Short-term Influence: Despite the ability to deploy DeepSeek-R1 on platforms like Amazon Bedrock and Amazon SageMaker AI, NVIDIA's GPUs remain crucial, highlighting ongoing short-term reliance on its hardware. Major tech giants like Meta, Microsoft, Google, and Amazon are planning significant AI CapEx increases in 2025, with Meta at $60-65 billion, Microsoft at $80 billion, Google at $75 billion (with 30% for NVIDIA GPUs) and Amazon at $100 billion. This underscores the sustained demand for high-performance computing resources, especially in data centers, where NVIDIA leads in performance, ecosystem support, and market recognition, securing its market share and stock price in the near term.
Algorithm Optimization Impact: Long-term, DeepSeek's strategy of enhancing AI model efficiency through algorithm optimization could negatively affect NVIDIA. If companies shift towards improving AI performance through algorithms rather than increasing computational power, the demand for high-end GPUs might decrease. With the adoption of open-source and innovative algorithms, reliance on NVIDIA's proprietary hardware could lessen. Although major players currently maintain their investment in compute resources, over time, as options expand, NVIDIA's market share might erode.

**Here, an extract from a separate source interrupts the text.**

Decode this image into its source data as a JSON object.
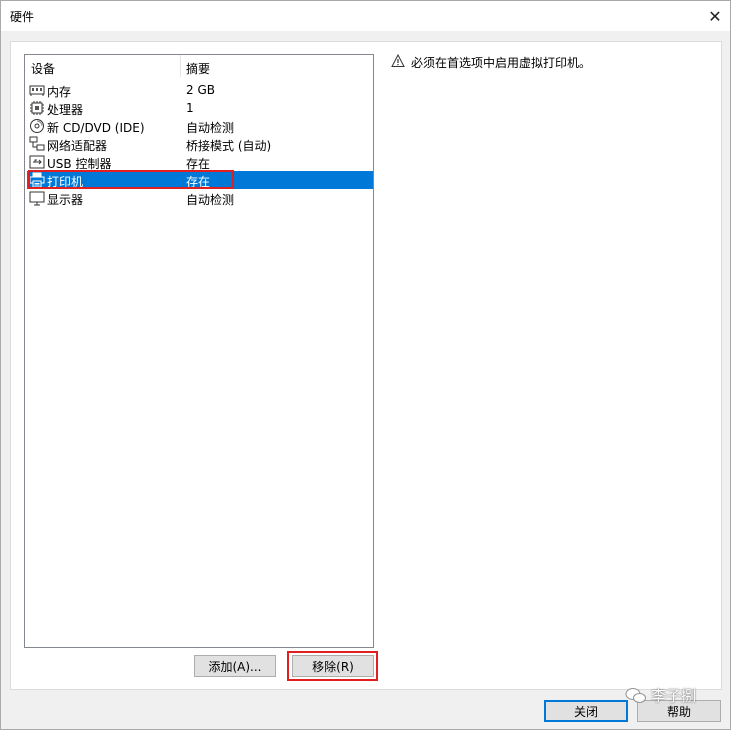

Market Expectations for Future Growth: NVIDIA's stock valuation is predicated on expectations of robust growth in 2025, with EPS growth forecasts between 30% - 50%. Any performance below this could adjust its stock price downward. Concerns are rising about the sustainability of this growth trajectory beyond 2025, highlighted by Morgan Stanley's reduction in NVIDIA GB200 shipment forecasts from 30,000-35,000 to 20,000-25,000 units, potentially impacting market value by $30-35 billion. This adjustment reflects worries over slower CapEx growth at Microsoft, the developing AI infrastructure ecosystem, and questions about the long-term efficiency of LLMs, leading to a more conservative outlook for NVIDIA's growth.
Potential of Local and Mobile Computing: The concentration of AI computing demand in data centers has benefited server and cloud computing companies. However, with advancements from companies like DeepSeek making AI models more efficient, there's potential for shifting this demand to local devices like PCs, tablets, and smartphones. Consumer electronics manufacturers such as Apple could see increased demand for AI-friendly consumer electronics, significantly broadening AI's application scope.